Die Lohnerinnen erwischten nicht gerade ihren besten Start. Obwohl sie zeitweise dominierten, mussten sie bereits früh einen Gegentreffer akzeptieren. Doch sie hatten aus vergangenen Zeiten gelernt und liessen den Kopf nicht hängen. Trotz einiger Chancen wollte und wollte der Ausgleichstreffer aber nicht fallen. Viel schlimmer, sie mussten sich noch ein weiteres Gegentor gefallen lassen. Dieses Spiel könnte noch gedreht werden, hierfür müssten aber Tore erzielt werden. Irgendwie wollte dies den Damen nur schlecht gelingen. Hinzu kamen etwas unglückliche Pässe sowie ein unglückliches Händchen der Torhüterin. Es war kein Durchkommen und trotz zweier Treffer und des Versuchs, die Anweisungen des Coachs umzusetzen, verloren die Lohnerinnen das Spiel mit 2:4.

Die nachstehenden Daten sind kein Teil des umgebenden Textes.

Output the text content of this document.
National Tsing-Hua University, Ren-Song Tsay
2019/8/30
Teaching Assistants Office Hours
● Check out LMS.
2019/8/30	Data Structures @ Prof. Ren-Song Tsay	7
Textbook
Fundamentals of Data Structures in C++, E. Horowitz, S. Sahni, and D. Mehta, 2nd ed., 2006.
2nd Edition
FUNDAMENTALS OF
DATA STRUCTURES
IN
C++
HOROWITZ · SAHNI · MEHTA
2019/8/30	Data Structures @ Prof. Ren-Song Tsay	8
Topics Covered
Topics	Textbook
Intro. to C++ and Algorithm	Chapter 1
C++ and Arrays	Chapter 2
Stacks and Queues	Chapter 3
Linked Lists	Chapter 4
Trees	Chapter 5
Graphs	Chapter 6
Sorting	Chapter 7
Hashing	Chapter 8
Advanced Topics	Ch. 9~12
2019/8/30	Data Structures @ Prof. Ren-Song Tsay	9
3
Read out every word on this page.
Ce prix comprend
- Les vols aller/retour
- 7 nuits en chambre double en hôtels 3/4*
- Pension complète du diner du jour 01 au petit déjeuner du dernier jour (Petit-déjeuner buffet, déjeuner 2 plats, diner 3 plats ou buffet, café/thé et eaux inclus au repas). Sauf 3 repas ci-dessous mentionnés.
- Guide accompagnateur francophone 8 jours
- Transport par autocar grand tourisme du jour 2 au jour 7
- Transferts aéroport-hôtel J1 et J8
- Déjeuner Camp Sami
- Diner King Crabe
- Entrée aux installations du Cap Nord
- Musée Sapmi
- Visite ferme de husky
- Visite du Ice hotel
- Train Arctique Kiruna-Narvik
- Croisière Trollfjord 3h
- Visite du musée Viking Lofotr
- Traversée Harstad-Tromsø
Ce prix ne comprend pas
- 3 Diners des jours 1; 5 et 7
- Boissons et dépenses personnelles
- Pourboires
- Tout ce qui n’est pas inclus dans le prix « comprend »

Unihockey Lohn vs. Richenthal Cannibals 2:3

Die letzte Begegnung dieser Teams fand zwei Wochen zuvor an der Heimrunde in der MZH in Lohn-Ammannsegg statt, wo die Heimmannschaft einen 5:3-Vorsprung versemmelte. Dies sollte nicht wieder so geschehen, doch unterschied sich bereits der Beginn des Spiels deutlich vom vorangegangenen Aufeinandertreffen. Die Cannibals traten sichtlich ruhiger und selbstbewusster als noch in der Hinrunde auf. Allerdings war auf die Verteidigung der Lohnerinnen zu setzen, denn den Cannibals gelang es schlicht nicht, ihr gegnerisches Tor zu treffen. Entweder waren die Lohnerinnen immer an Ort und Stelle oder die Cannibals verfehlten ihr Ziel so deutlich, dass ein möglicher Führungstreffer gar nie eine Gefahr darstellte. Es waren beinahe zwanzig Minuten gespielt, als Lohn dennoch ein Gegentreffer hinnehmen musste. Kurz vor Pause einen solchen Treffer zu erhalten, war nicht schön. Noch war aber nichts verloren. Damit war das Motto für die zweite Halbzeit klar. Lohn sollte nicht mehr nur verteidigen müssen, sondern auch Tore erzielen. Allerdings ist dies immer etwas einfacher gesagt als umgesetzt. Mehr Risiko musste eingegangen werden. Damit wurde den Cannibals ein weiteres Tor ermöglicht. Die Lohnerinnen waren nun gefordert und sie erzielten den Anschlusstreffer. Wenige Minuten später bauten die Cannibals ein weiteres Mal ihre Führung aus. Dieses Ergebnis hielt sich bis kurz vor Abpfiff, wo Lohn in der letzten Spielminute noch einen Treffer verwirklichen konnte. Allerdings mussten sie nach einem starken Auftritt die Cannibals mit zwei Punkten ziehen lassen.

Fazit

An dieser Stelle sei besonders Pascal Züger gedankt, der seinen Sonntagnachmittag für die Damen des Lohner Unihockeyvereins zur Verfügung stellte, mit ihnen nach Kaiseraugst an die Runde fuhr und sie engagiert motivierte und betreute. Vielen Dank! L.A. Go!!